One of the best starters we both love. In hyderabad I use to prepare this with Everest Chicken Tandoori Masala but this time I made it with my mix of masalas. It tasted awesome.
6 Chicken Leg Pieces
3/4 Cup Curd
2 Spoon Red Chilli Powder
1 Spoon Garam Masala
2 Spoon Ginger Paste
2 Spoon Garlic Paste
4 Spoon Lemon Juice
1/2 Spoon Chaat Masala
2 Spoon Oil
1/2 Cup Butter
Salt to taste
- Make horizontal cuts on the chicken pieces
- Apply 2 spoon lemon juice and 1 spoon red chilli powder to it and keep aside for 30 minutes
- In a bowl mix curd, garlic paste, ginger paste, 1 spoon red chilli powder, 2 spoon lemon juice, garam masala, oil and salt
- Apply the above marination to chicken and store in fridge for 4-5 hours
- Preheat oven to 395F(200C)
- Melt the butter and sprinkle some on the chicken and bake it for 15 minutes
- Turn the chicken to face other side and sprinkle more butter on both sides.

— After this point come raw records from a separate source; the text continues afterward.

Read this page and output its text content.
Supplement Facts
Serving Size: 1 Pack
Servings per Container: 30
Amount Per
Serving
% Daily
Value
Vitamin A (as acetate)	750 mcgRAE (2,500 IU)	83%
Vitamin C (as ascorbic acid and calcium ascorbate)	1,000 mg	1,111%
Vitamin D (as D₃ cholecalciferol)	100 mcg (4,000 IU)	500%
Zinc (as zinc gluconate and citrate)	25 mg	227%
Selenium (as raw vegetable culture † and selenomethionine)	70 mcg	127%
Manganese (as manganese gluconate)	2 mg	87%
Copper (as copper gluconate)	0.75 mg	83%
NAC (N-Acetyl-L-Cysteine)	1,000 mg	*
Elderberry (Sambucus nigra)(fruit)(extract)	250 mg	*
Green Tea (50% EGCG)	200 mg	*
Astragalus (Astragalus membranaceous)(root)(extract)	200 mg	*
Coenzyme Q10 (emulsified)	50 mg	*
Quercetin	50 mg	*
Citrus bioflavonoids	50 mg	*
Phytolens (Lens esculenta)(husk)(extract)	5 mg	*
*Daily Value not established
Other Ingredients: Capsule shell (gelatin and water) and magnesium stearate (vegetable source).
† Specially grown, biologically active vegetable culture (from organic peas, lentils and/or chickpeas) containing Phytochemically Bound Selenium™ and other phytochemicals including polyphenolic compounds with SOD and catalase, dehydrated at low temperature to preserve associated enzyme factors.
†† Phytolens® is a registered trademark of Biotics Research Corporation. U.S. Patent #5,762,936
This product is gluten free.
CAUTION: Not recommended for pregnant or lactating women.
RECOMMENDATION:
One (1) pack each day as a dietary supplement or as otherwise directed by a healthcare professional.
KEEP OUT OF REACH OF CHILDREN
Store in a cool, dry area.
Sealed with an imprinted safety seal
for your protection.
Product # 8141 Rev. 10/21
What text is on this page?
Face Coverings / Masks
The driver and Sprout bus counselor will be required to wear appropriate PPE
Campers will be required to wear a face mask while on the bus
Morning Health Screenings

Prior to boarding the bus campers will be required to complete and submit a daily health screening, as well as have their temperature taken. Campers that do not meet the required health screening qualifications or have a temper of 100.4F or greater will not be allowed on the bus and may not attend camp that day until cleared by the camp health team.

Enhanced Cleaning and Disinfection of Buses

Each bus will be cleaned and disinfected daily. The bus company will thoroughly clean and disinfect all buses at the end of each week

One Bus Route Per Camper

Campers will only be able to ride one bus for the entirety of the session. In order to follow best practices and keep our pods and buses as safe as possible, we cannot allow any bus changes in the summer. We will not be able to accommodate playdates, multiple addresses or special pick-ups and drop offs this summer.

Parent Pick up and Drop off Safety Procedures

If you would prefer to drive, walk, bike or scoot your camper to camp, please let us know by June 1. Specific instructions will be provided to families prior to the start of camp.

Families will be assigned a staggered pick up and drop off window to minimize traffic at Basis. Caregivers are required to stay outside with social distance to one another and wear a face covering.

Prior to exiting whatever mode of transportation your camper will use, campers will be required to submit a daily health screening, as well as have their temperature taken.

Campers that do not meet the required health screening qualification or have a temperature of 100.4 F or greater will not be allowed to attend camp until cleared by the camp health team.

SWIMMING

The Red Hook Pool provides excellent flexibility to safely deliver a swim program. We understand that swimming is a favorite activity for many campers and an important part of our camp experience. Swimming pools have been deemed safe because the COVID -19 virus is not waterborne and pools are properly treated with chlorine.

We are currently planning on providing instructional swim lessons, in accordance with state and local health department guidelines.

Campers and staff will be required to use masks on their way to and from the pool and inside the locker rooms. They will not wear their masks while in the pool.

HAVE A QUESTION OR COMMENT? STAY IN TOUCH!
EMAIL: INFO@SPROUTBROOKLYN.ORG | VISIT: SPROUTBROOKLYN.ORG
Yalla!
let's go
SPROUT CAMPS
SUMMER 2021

Bake for another 15 minutes
- Again turn the chicken and sprinkle remaining butter and bake for another 10 minutes
- Sprinkle chaat masala and serve with onions rings and lemon wedges
Instead of leg pieces you can use 700g mixed pieces as well.
In restaurants, they use color to make it look reddish but I didnt have it neither did I intended to use it.
I baked it over this bakeware set. It helps in dropping off extra marination, butter in the tray.